Published: 13 August 2009



RNA editing in chloroplasts of angiosperms proceeds by C-to-U conversions at specific sites. Nuclear-encoded factors are required for the recognition of cis-elements located immediately upstream of editing sites. The ensemble of editing sites in a chloroplast genome differs widely between species, and editing sites are thought to evolve rapidly. However, large-scale analyses of the evolution of individual editing sites have not yet been undertaken.
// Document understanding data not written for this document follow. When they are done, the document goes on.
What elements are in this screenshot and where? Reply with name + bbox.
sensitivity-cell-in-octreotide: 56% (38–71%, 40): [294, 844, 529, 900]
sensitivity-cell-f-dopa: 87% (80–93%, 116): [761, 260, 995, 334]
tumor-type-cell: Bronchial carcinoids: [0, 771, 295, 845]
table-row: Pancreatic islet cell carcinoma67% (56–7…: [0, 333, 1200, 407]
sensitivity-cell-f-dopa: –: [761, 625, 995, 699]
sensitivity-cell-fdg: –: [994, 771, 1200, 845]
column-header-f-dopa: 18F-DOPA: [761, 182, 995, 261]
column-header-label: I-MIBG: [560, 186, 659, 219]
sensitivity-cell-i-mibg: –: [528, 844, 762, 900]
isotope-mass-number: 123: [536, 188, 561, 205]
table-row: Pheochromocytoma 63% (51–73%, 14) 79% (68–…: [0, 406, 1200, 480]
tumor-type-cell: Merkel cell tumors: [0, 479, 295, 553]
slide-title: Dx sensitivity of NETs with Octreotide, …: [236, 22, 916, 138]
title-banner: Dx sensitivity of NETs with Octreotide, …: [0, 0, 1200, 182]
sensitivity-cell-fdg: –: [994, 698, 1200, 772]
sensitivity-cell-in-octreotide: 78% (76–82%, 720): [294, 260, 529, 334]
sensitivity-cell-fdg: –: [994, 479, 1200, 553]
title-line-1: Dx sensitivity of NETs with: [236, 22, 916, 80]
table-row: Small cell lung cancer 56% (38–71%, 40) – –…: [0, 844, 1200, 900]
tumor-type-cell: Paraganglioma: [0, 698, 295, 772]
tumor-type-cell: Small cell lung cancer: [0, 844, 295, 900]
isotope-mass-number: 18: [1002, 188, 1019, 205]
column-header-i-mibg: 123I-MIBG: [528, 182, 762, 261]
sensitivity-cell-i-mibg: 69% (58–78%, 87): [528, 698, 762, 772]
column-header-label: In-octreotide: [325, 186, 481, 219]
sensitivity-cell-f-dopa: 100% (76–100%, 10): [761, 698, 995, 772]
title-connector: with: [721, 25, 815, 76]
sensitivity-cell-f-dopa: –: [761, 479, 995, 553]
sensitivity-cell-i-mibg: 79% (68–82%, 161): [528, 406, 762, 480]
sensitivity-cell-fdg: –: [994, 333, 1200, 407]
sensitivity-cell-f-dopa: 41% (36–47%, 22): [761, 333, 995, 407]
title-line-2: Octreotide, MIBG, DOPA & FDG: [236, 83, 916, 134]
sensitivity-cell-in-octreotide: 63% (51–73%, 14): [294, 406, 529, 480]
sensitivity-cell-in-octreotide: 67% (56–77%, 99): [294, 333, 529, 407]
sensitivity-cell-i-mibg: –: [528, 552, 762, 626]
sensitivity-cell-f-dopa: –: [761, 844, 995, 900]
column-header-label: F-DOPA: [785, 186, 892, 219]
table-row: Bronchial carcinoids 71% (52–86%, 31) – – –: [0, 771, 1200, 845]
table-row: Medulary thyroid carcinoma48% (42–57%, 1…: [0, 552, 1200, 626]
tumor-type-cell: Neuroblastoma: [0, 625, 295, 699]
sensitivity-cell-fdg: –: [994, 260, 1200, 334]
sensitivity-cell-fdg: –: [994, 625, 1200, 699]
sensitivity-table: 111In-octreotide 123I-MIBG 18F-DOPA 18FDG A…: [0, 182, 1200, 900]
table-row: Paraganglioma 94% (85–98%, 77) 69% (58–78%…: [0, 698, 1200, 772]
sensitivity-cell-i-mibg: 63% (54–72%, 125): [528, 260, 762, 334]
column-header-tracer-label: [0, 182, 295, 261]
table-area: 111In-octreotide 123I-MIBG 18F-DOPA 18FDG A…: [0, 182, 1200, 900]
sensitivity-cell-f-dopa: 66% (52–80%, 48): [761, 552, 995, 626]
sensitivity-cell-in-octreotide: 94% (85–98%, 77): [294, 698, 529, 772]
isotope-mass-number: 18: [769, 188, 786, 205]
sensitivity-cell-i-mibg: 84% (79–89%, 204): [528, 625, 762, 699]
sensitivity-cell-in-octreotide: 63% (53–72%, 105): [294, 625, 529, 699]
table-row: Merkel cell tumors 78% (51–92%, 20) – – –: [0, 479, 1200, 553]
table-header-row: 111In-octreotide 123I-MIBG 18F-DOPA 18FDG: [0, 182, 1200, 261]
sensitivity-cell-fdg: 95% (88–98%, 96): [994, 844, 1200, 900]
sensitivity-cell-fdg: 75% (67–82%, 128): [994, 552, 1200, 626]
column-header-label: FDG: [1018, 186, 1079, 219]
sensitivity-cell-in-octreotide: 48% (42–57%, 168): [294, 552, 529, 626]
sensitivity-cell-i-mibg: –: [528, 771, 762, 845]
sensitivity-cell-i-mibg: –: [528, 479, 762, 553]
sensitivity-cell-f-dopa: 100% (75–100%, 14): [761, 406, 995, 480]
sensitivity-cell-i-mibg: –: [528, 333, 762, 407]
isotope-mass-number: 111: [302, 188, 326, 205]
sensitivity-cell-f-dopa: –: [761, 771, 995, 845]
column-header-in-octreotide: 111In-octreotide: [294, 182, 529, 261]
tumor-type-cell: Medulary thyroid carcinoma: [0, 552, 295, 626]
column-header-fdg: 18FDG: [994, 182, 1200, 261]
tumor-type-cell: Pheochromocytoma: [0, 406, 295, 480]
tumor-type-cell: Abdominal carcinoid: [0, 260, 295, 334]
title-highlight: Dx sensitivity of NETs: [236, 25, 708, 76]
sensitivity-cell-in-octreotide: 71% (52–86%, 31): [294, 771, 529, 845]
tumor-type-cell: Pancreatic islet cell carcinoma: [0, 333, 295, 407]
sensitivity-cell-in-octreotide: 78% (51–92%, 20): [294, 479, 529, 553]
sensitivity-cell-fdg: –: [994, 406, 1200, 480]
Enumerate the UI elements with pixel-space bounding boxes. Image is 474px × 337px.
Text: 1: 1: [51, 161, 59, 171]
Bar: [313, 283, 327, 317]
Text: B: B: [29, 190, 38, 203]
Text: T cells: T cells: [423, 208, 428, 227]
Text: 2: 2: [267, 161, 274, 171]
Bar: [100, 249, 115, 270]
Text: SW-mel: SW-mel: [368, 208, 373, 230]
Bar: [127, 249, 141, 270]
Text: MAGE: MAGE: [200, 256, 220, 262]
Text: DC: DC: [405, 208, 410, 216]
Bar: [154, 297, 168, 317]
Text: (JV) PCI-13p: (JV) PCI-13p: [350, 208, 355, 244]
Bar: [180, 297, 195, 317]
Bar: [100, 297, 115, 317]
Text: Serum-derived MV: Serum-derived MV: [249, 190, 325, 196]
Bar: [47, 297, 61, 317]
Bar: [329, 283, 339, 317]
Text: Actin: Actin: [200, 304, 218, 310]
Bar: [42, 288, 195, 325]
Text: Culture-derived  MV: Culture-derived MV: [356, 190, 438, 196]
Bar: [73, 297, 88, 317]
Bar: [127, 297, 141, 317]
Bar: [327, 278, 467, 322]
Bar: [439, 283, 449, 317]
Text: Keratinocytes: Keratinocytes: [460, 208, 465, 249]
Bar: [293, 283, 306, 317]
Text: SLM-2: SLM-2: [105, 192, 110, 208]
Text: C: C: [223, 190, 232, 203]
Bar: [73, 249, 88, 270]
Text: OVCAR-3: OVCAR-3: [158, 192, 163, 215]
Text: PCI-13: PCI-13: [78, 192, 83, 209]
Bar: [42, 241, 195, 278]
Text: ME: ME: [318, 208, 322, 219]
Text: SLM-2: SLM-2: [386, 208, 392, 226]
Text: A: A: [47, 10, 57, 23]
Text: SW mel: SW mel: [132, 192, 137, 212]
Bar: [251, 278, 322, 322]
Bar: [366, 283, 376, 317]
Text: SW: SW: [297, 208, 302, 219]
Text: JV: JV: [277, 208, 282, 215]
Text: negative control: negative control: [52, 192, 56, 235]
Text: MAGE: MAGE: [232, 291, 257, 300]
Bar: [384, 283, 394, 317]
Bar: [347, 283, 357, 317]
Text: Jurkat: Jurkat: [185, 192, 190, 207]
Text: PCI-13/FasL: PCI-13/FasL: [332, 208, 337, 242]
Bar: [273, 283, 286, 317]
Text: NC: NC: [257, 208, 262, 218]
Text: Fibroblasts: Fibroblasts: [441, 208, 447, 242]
Here, we analyzed the evolution of two chloroplast editing sites, matK-2 and matK-3, for which DNA sequences from thousands of angiosperm species are available. Both sites are found in most major taxa, including deep-branching families such as the nymphaeaceae. However, 36 isolated taxa scattered across the entire tree lack a C at one of the two matK editing sites. Tests of several exemplary species from this in silico analysis of matK processing unexpectedly revealed that one of the two sites remain unedited in almost half of all species examined. A comparison of sequences between editors and non-editors showed that specific nucleotides co-evolve with the C at the matK editing sites, suggesting that these nucleotides are critical for editing-site recognition.


(i) Both matK editing sites were present in the common ancestor of all angiosperms and have been independently lost multiple times during angiosperm evolution.

(ii) The editing activities corresponding to matK-2 and matK-3 are unstable.

(iii) A small number of third-codon positions in the vicinity of editing sites are selectively constrained independent of the presence of the editing site, most likely because of interacting RNA-binding proteins.